八十八夜
コラム No.144 2016年5月発行
「夏も近づく八十八夜~♪」
立春から数えて八十八日目を「八十八夜」といい、今年は五月一日にあたります。八十八夜は春から夏に移る節目の日、夏への準備をする決まりの日、縁起のいい日とされてきました。この頃から安定した気候になり、新茶の摘み取り作業は最盛期を迎えます。特に八十八夜に摘み取られるお茶は、古来より不老長寿の縁起物の新茶として珍重されています。新茶は二番茶、三番茶よりもうまみ成分のテアニンを多く含んでおり、若葉のようなさわやかな薫りと、まろやかな甘みをともなう濃厚な旨みが魅力です。

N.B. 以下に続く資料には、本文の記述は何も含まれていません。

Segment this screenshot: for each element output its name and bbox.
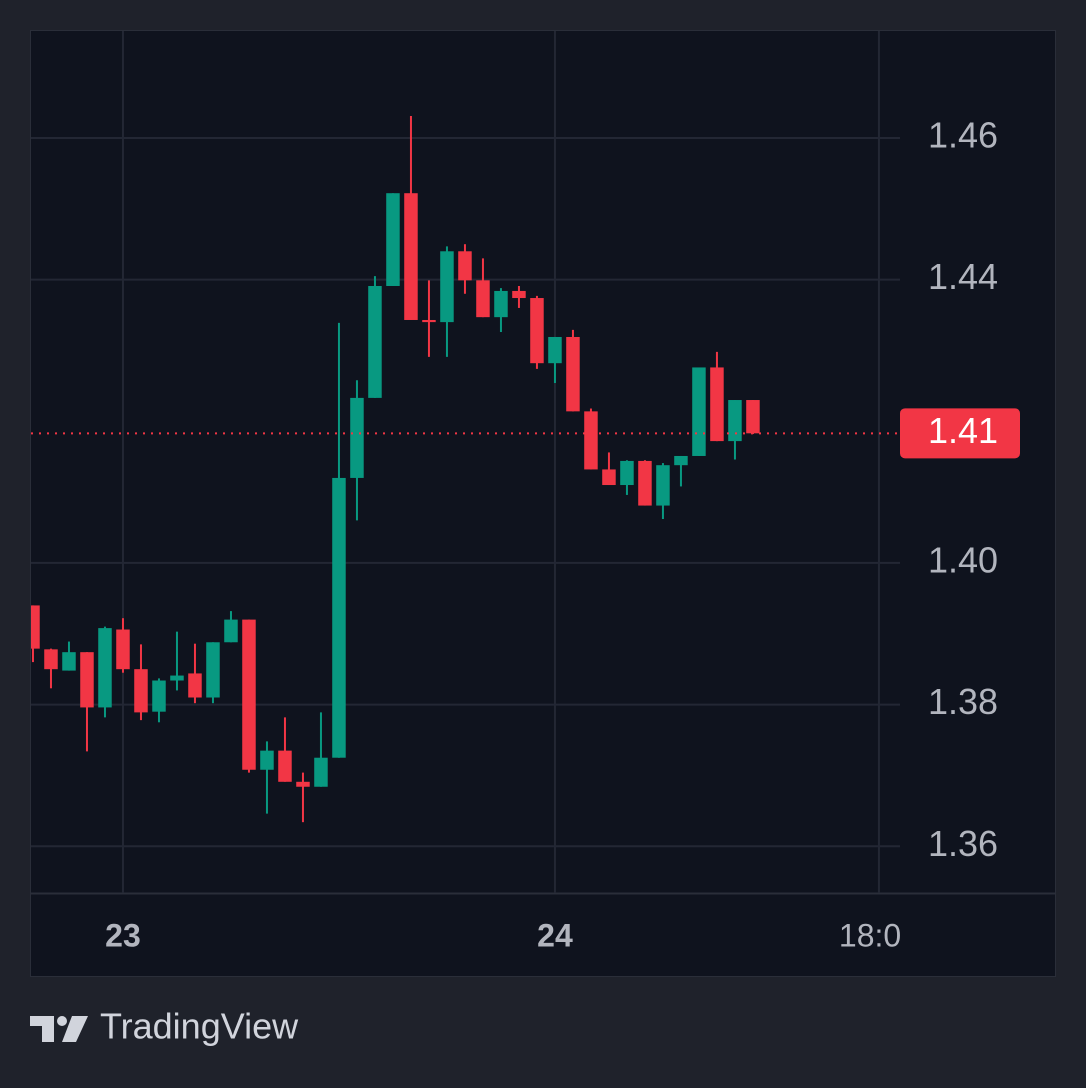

さて、緑茶にはどんな成分が入っているのでしょうか?ここでいくつか紹介します。
お茶に多く含まれているというカテキン類は殺菌作用や抗ウイルス作用が有名ですが、他にも細胞の突然変異を抑える働きがあることが証明され話題になりました。カフェインには覚醒作用、強心作用、利尿作用があり、ビタミンCを始めとしたビタミン類には身体の調子を整える様々な働きがあります。ミネラルも豊富に含み、体内の酸性化を防ぎます。フラボノイドやフッ素も含まれ、カテキンと合わせて口臭や虫歯の予防に一役かっています。他にも成人病の予防にいいと言われる成分がいくつか含まれています。
この時期のお茶は、秋からひと冬越えて蓄えられた栄養がたっぷり詰まっています。ゆったりとくつろいで、飲みたいものですね。